Utkuyla üç gündür konuşmadığım için her şeyi kendim yapmak zorundaydım ve bir diğer hoşuma gitmeyen şey de buydu. Öncelikle Utku'nun kendini affettirmesini sağlasam daha iyi olacaktı sanırım.

Telefonumu açıp orda burda biraz vakit öldürdüm. Tüm sosyal medya hesaplarımdan Sedatcım'ı stalklamıştım fakat birinde bile hesabı yoktu. Bu normaldi çünkü Yiğit babamın da yoktu. Düşününce olması kulağa tuhaf geliyordu zaten.

Sıkıldığımı hissederek kafamı telefondan kaldırıp çok az insanın olduğu bahçede göz gezdirdim. Bu sırada Utku sınıftan bi kaç kişiyle kafeterya tarafından salına salına geliyordu. Daha da surat asıp göz göze geldiğimiz için tripli bir şekilde başımı diğer tarafa çevirdim. Onunla barışma ın yolunu bulamamıştım ama şuanda yanıma gelmesi gerekiyordu yoksa gerçekten küsecektim ona.

Utku sanki bunu biliyormuş gibi, diğer iki günün aksine diğerleriyle sınıfa çıkmak yerine yanıma geldiğinde olduğum yerde dikleşip çaktırmadan yanımda dikilen bedenine baktım.

"Yine yemek yemedin mi?" dedi çocuk azarlar gibi.

"Kazık yedim, yetmez mi?" diyerek omuz silkip surat astım. Utkunun güldüğünü duyduğumdaysa kaşlarımı olabildiğince çatıp tamamen ona döndüm. Bir de dalga geçiyordu.

"Peki peki, hala sinirlisin." diyerek elini ceketinin cebine atıp streçli bir sandviç çıkararak önüme koydu.
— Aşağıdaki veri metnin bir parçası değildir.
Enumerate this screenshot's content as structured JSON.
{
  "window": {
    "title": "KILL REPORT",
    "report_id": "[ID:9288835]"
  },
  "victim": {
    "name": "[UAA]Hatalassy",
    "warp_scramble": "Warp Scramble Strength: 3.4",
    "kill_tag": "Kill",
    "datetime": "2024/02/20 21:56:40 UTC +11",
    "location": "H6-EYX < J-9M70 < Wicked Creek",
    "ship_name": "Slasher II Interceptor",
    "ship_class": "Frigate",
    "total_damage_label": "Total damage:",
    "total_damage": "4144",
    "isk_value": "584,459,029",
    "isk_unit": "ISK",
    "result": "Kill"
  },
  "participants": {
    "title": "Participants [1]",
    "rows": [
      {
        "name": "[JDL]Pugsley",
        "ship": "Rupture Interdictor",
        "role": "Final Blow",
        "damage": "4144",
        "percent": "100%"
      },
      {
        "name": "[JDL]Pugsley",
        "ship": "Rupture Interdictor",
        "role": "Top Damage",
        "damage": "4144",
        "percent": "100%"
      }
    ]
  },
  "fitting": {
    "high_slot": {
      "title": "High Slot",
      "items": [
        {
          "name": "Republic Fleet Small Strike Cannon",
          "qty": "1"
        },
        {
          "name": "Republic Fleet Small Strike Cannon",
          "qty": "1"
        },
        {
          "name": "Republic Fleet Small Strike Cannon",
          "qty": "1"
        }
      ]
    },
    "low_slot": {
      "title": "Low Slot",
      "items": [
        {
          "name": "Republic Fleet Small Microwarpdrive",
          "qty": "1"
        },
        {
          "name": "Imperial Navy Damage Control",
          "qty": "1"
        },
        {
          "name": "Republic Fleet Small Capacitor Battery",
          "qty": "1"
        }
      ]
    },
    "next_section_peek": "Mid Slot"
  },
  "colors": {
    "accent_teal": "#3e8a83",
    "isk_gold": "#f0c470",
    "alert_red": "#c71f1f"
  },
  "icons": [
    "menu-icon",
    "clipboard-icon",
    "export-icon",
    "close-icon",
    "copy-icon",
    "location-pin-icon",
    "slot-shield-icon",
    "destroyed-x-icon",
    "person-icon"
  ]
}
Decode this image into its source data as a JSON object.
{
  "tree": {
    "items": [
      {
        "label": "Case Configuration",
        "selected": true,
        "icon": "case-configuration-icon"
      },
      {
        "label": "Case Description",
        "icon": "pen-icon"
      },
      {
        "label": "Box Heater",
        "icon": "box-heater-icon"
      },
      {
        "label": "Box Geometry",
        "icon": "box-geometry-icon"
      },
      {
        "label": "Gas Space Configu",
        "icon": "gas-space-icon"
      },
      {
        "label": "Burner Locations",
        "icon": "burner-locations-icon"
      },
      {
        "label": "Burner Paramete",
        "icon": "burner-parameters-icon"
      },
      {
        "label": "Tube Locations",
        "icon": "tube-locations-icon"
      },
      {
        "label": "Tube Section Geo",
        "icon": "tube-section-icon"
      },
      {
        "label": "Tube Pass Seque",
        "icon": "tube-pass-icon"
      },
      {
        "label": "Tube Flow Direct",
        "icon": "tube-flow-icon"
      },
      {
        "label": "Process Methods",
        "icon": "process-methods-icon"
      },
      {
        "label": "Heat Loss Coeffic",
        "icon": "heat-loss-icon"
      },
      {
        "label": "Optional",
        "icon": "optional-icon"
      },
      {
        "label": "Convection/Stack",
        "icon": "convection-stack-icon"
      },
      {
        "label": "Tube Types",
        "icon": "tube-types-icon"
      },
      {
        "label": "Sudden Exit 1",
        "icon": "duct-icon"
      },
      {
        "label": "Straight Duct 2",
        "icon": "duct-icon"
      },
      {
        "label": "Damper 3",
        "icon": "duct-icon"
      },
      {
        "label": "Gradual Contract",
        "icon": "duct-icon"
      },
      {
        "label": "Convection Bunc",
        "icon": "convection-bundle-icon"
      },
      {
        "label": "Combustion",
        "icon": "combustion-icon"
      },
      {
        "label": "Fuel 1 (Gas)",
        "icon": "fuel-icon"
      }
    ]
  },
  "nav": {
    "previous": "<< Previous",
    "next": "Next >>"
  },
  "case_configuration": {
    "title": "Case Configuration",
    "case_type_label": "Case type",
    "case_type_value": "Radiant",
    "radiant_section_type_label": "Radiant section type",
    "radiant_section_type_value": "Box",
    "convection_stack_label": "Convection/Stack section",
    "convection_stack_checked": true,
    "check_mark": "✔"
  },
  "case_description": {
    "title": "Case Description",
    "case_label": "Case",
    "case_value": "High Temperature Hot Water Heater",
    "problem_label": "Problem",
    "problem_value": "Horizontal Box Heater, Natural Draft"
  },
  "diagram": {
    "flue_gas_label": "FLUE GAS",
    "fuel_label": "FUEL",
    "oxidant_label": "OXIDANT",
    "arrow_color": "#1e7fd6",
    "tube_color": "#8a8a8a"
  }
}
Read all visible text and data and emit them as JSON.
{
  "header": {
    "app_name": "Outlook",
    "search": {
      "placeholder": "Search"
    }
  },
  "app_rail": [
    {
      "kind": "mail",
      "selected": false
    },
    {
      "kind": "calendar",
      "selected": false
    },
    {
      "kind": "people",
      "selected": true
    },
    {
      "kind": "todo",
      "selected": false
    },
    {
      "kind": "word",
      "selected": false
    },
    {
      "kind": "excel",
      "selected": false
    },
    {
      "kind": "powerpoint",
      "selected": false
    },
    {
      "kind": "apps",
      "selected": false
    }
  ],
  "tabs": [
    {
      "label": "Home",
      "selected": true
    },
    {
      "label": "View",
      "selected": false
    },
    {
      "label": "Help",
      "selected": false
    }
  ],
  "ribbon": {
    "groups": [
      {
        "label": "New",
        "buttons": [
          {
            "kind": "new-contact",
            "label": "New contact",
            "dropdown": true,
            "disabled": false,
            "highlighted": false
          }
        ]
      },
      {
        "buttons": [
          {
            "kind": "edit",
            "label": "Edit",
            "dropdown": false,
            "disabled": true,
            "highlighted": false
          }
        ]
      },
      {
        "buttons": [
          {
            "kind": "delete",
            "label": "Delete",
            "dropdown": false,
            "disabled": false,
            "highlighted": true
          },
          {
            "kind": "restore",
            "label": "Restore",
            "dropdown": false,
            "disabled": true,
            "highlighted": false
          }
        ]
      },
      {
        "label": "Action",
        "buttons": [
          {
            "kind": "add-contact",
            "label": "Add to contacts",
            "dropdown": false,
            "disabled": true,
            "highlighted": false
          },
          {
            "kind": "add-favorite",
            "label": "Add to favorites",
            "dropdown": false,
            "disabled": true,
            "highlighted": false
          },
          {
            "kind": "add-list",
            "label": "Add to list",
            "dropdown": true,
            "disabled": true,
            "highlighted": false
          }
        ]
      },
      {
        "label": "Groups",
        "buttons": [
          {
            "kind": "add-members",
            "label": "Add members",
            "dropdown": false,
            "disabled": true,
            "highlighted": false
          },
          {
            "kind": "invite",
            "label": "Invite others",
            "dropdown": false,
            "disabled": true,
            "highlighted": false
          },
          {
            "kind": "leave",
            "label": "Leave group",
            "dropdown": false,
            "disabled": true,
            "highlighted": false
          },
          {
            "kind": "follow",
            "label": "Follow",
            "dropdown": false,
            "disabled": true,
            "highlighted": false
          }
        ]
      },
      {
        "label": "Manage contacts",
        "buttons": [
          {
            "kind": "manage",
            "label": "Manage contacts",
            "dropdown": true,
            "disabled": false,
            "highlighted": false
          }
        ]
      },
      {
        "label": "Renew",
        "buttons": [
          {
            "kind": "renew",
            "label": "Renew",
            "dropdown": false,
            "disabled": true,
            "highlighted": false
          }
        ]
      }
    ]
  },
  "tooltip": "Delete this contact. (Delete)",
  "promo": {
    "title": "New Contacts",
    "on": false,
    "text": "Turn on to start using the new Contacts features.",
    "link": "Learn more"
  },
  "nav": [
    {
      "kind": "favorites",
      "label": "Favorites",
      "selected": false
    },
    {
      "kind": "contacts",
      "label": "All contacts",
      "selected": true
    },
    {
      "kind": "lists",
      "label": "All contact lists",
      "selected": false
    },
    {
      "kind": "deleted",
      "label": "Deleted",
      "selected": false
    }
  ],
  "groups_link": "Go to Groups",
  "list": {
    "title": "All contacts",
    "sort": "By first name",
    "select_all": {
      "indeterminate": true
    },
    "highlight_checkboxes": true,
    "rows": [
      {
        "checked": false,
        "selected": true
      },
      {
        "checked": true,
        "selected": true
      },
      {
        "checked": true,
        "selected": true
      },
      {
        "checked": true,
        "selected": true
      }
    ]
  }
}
Bir ona bir sandviçe bakarken hemen yanıma oturup bankın arkasına kolunu uzatarak genişçe yayıldı. "Ye şunu, açken daha sinirli oluyorsun." diyerek sandviçi gösterdi.

Uzatmadan ekmeği elime alıp poşetini tırtıklayarak açtım ve aldığım ilk sırıkla ne kadar aç olduğumu hatırlamış gibi büyük bir ısırık daha aldım.

" Barıştık mı, yoksa hala beni dövdürmek istiyor musun? "diye sordu. Sesi kulağa keyifli geliyordu ve bu benim sinirimi bozuyordu.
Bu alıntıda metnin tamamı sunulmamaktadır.